Per comprimere le infinite parole, sensazioni, informazioni e contraddizioni su questi soggetti, Benetti opera in due momenti diversi. Un primo teorico/filosofico, dove trascrive le sue stesse opinioni, che volendo sono parte integrante del lavoro finale. E un secondo, naturalmente pratico, in cui crea l’opera. Questa, una volta finita, si presenta come un insieme di elementi geometrici, piani o tridimensionali, creati con mezzi non sempre canonici, come fili per tagliaerba, molle e specchi. Tutti sono collegati tra loro da delle corde e molle sollevate sull’opera per mezzo di gancetti e dalle ombre che quindi proiettano. Il risultato complessivo, creato dagli elementi e dalle loro correlazioni è una figura vagamente riconoscibile in una stilizzazione il più delle volte decisamente minimale.
Ricco di sfumature, accostamenti più che felici e riuscite sperimentazioni, è invece l’uso del colore, artefice nella maggior parte dei casi della grande validità estetica delle “definizioni benettiane”. E forse proprio per fermare il fascino di questo mezzo e fare in modo che non prevalga sul significato concettuale, lo usa con parsimonia, e lo piega alla funzione pratica di rafforzare i legami tra le varie parti della composizione tramite un gioco di rimandi e di richiami, di equilibri creati con una precisione perfetta.

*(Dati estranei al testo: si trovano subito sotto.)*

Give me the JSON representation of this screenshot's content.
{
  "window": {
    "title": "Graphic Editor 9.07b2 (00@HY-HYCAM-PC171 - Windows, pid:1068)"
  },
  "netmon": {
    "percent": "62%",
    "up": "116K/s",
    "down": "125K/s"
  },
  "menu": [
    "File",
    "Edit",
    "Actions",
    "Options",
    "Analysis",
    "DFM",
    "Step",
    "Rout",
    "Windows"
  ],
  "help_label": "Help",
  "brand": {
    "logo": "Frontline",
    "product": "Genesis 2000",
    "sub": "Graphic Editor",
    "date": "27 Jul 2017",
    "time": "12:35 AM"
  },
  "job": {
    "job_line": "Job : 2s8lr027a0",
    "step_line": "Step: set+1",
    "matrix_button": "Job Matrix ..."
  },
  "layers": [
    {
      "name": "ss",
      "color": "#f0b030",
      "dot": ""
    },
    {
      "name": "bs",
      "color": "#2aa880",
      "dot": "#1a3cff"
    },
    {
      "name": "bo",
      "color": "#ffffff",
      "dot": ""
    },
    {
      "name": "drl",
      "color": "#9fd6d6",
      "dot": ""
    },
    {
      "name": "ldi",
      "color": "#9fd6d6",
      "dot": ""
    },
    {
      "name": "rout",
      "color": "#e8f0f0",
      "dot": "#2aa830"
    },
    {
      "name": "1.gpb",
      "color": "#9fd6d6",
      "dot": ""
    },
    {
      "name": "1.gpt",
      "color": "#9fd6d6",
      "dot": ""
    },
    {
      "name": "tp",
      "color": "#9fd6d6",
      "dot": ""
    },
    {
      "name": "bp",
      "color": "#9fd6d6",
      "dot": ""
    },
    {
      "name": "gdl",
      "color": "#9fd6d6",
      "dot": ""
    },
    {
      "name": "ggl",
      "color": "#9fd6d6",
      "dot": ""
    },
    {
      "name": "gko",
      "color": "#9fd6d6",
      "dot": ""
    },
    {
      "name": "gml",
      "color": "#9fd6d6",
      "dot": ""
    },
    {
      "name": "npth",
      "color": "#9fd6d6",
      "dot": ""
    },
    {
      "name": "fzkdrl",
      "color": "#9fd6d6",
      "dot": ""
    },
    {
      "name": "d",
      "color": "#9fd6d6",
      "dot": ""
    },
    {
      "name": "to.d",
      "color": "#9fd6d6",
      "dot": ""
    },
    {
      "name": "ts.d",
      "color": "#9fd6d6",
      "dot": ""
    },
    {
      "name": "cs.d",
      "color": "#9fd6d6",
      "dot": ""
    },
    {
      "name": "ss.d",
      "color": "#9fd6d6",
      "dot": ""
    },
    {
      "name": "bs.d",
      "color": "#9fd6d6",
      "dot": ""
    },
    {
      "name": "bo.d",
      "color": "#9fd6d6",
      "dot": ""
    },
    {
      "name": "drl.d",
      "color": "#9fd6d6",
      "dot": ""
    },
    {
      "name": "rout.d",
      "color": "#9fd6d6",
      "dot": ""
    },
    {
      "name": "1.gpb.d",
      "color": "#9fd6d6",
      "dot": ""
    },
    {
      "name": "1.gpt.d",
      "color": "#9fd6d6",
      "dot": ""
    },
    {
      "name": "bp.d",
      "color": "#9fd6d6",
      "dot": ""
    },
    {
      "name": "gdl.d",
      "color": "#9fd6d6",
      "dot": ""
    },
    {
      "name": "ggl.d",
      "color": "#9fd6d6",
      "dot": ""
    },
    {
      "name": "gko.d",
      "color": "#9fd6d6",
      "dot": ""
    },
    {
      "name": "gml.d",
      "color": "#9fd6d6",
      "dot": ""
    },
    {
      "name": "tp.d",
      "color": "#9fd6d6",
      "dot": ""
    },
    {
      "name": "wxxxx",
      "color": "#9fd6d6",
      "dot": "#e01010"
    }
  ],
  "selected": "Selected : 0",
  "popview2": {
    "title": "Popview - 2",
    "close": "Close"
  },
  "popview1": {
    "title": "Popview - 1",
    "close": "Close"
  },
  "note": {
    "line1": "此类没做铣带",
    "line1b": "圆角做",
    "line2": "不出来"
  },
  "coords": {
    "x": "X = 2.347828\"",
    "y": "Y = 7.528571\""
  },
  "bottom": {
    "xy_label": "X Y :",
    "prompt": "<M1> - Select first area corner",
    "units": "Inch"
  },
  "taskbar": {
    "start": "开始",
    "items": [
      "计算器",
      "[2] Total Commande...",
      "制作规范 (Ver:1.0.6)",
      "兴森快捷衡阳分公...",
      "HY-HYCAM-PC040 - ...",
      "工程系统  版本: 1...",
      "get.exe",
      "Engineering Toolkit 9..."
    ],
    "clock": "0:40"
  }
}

Le strutture così complicate, a volte addirittura smontabili, in un equilibrio fintamente fragile, caratterizzano dunque tutto il suo lavoro, tutte le sue definizioni, che invece di ridurre – come si potrebbe pensare – i temi universali considerati, li spiegano sotto un’ottica estremamente ampia. Non esiste una sola dimensione, sembra dirci Andrea Benetti, ma vari punti di vista e varie situazioni. Solo se riusciamo a metterle in correlazione tra loro, a trovare un punto di equilibrio che le medi tutte senza escluderne alcuna, avremo una visione larga, completa, finalmente veritiera di quello che cerchiamo di spiegarci.